Kedahsyatan perang dunia I telah membawa perubahan yang signifikan bagi dunia Islam, khilafah Ustmaniyyah sebagai pihak yang kalah perang dan disusul dengan keruntuhannya adalah awal terpecahnya kekuatan dan wibawa kaum muslimin di pentas dunia. Diantara peristiwa yang meluluh lantahkan Daulah Islam adalah Perjanjian Sykes-Picot (16 Mei 1916), perjanjian ini sangatlah penting bagi penjajah barat, dengan perjanjian ini mereka membagi bagikan wilayah kaum muslimin seakan mereka membagi ghanimah (harta rampasan perang) yang telah mereka dapat. Dari perjanjian ini Rusia memperoleh provinsi2 khilafah Ustmaniyah seperti Erzerum, Trebizond, Van dan Bitlis serta bagian timur Kurdistan. Prancis memperoleh Suriah, Libanon, Adana dan bagian selatan antara Aintab dan Mardin sampai ke perbatasan Rusia, ke sebelah utara Prancis memperoleh wilayah Ala Dagh sampai Egin Kharput (Sisilia). Inggris memperoleh bagian selatan mesopotamia, Baghdad dan pelabuhan Haifa serta Acre Paletina. Perjanjian Sykes-Picot juga mengatur pembagian sumber2 minyak antar negara penjajah di Mesopotamia. Dapat dibayangkan setelah keruntuhan khilafah Ustmaniyyah umat Islam tidak lagi memiliki pelindung yang menyatukan umat.

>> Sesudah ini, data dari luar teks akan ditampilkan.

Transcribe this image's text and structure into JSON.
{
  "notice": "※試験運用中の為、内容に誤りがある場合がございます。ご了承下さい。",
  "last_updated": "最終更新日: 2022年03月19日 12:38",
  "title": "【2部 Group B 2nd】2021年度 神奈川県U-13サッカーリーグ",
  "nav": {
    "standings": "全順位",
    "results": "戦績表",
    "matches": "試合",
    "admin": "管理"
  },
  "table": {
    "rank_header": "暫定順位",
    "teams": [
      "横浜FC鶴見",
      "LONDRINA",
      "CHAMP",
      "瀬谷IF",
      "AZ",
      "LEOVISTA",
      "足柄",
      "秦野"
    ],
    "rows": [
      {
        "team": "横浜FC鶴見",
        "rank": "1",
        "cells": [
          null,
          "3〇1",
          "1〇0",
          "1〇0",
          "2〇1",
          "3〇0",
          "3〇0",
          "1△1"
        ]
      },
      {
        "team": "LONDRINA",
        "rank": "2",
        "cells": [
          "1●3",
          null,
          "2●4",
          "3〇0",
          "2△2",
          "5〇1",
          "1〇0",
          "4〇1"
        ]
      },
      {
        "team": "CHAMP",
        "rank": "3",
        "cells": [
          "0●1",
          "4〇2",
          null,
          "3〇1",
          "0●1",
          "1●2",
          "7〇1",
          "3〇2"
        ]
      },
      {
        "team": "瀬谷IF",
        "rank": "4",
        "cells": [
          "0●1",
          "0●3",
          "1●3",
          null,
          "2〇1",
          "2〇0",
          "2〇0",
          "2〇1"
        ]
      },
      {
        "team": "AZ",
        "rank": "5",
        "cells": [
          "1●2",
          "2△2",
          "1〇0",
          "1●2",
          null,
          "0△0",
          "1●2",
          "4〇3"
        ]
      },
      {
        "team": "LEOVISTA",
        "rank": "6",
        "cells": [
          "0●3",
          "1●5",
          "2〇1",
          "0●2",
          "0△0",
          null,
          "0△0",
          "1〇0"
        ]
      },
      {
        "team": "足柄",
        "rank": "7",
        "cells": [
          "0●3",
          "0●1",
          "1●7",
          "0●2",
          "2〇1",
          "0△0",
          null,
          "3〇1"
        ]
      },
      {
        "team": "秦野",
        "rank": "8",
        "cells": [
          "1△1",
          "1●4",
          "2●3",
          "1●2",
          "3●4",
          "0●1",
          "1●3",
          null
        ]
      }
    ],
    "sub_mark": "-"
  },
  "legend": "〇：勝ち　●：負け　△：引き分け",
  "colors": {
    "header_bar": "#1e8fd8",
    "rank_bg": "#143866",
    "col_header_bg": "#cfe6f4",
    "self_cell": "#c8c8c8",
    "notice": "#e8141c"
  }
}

Pasca PD I yang dilanjutkan dengan perjanjian Sykes-Picot adalah awal dari tumbuh nya konsep negara kebangsaan yang dibangun atas 5 pilar penting yaitu 

1. Suatu gagasan tentang negara yang didirikan untuk seluruh bangsa/seluruh ummat berdasarkan kesepakatan bersama yang menghasilkan hubungan kontraktual dan traksaksional terbuka antara pihak2 yang mengadakan kesepakan

2. Dalam konsep negara kebangsaan nasionalisme merupakan landasan bangunan yang paling kuat. Nasionalisme adalah situasi kejiwaan dimana kesetiaan seseorang secara total diabdikan langsung kepada negara bangsa atas nama sebuah bangsa

3. Nation State merupakan suatu wadah yang didalamnya terhimpun orang2 yang memiliki perasaan yang sama walaupun ras, agama, etnis, bahasa dan budaya berbeda.

4. Memiliki bangunan politik seperti ketentuan2 batas teritorial, pemerintahan yang sah, pengakuan luar negri yang merupakan akibat langsung dari gerakan nasionalisme

5. Nation state adalah konsep tentang negara modern yang terkait erat dengan faham kebangsaan dan nasionalisme.


Dari 5 hal di atas kita bisa melihat betapa banyak kelemahan konsep nation state terutama sangat merugikan dan melemahkan kaum muslimin, diantara keburukan konsep ini adalah :

1. Konsep ini bukan berasal dari Islam dan merupakan gagasan jitu kaum kafir penjajah, mereka sangat menyadari bahwa kekuatan kaum muslimin ada dalam bersatunya umat Islam, hal ini di isyaratkan Allah dalam QS Al Hasyr ayat 14

"Mereka tidak akan memerangi kamu secara bersama sama, kecuali di negri2 yang berbenteng atau dibalik tembok, permusuhan antar sesama mereka sangat hebat, kamu kira mereka itu bersatu padahal hati mereka terpecah belah, yang demikian itu karena mereka orang2 yang tidak mengerti"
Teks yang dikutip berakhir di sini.